Red Team Operations
Test how well your people, processes and technology protect your most critical assets
Organizations can greatly improve their security by rethinking it from the perspective of an attacker trying to gain access to their most critical assets (data, people and systems). Mandiant Red Team Operations consists of two unique services designed to assess the strength of your security program: Red Team Assessments and Red Teaming for Security Operations.
With Mandiant Red Team Operations, our security experts use our experience from the front lines of cyber attacks to simulate the tools, tactics and procedures (TTPs) of real-world attackers that target your environment.
Red Team Assessments focus on your ability to safeguard your most critical assets. Red Teaming for Security Operations adds an additional component: working with your internal security team or security operations center (SOC) to detect red team activity in progress and provide a post-mortem analysis of your detection and response capabilities.

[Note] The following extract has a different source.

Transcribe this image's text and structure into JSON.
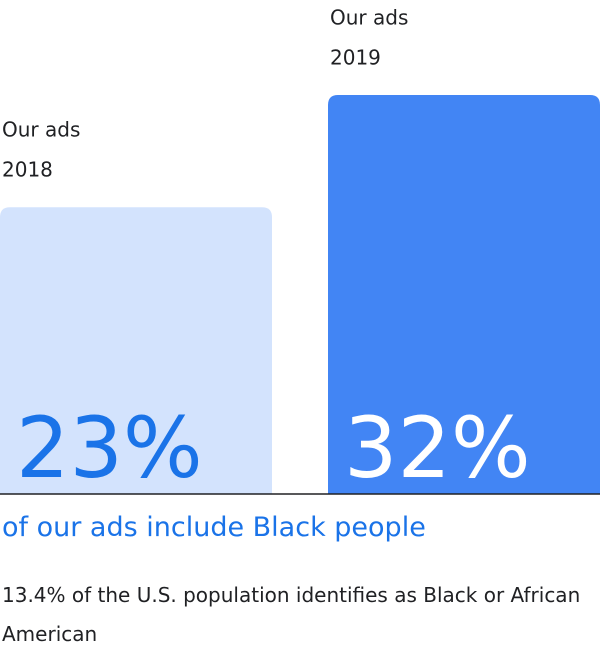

Red Team Operations can help you:
- Get experience dealing with a real-world breach attempt (Red Teaming for Security Operations)
- Determine the level of effort required to compromise your sensitive data
- Reduce the time it takes for you to respond to events and incidents
- Assess your security posture against a realistic, ‘no-holds-barred’ attack
- Enhance your security team’s ability to prevent, detect and respond to real-world incidents
- Identify and mitigate complex security vulnerabilities before an attacker exploits them
- Get fact-based risk analyses and recommendations for improvement
What You Get
- A high-level summary for executive and senior level management with technical details that include enough information to recreate our findings
- Fact-based risk analysis so you know a critical finding is relevant to your specific environment
- Tactical recommendations for immediate improvement
- Strategic recommendations for longer-term improvement
Real Attacks. Real Responses. Real Results.
Red Team Assessments focus on giving your security team practical experience combatting real cyber attacks. While avoiding business damaging tactics, these assessments use conventional and advanced attacker TTPs to target agreed-upon objectives. You define the attack objectives — usually worst-case business scenarios — and the Mandiant red team goes to work. In a Red Team Assessment, the team goes through the full attack lifecycle, from initial reconnaissance to mission completion.
Red Teaming for Security Operations builds on the Red Team Assessment by including a consultant who oversees all incident response (IR) and defense-related activities and acts as a liaison with the red team. The objective is to test and validate your ability to detect malicious activity and evaluate your response to the detected events (including what processes, tools and staffing are used).
If security monitoring is outsourced to a third-party service provider, the Mandiant consultant works with the provider to understand what alerts are being generated. In their role as incident responder, they collaborate with the personnel responsible for acting on the alerts provided by the third-party service provider.
The Mandiant Red Team relies on a systematic, repeatable and reproducible methodology. They begin by establishing the following core information and rules of engagement:
- Does the red team begin its effort with information about your environment (white box) or with no information at all (black box)?
- What intelligence does Mandiant already have about high-risk assets and vulnerabilities in your industry?
- What objectives do you want the red team to accomplish in simulating a real-world attack?
In a Red Team Assessment, after identifying three to five objectives, the red team attempts to breach your environment, maintain persistence, escalate privileges, obtain access to key systems, generate fake data that emulates sensitive production data and simulate data theft. These assessments focus on non-disruptive, non-damaging tactics to achieve their objectives. Real attackers try their best not to disrupt their target because people ask questions when services go down.
The Red Teaming for Security Operations methodology is identical to Red Team Assessments, except that it embeds an IR expert with your internal security team or SOC. This Mandiant IR expert is dedicated to working with your security team to enhance their prevention, detection and response capabilities. They also help refine existing processes and procedures to reduce the mean time it takes to detect and respond to incidents.
After the assessment is complete, the red team and the Mandiant IR expert work with your security team to evaluate your security posture in the context of the attack lifecycle (Fig. 1).
Together we review the effectiveness of your organization’s procedures, applaud the areas where your security team identified red team activity, identify the gaps in detection and determine the areas where your security program can be enhanced. We believe the Red Teaming for Security Operations service is the best way to assess the effectiveness of your security controls and ability to prevent, detect and respond to malicious activity where it matters most.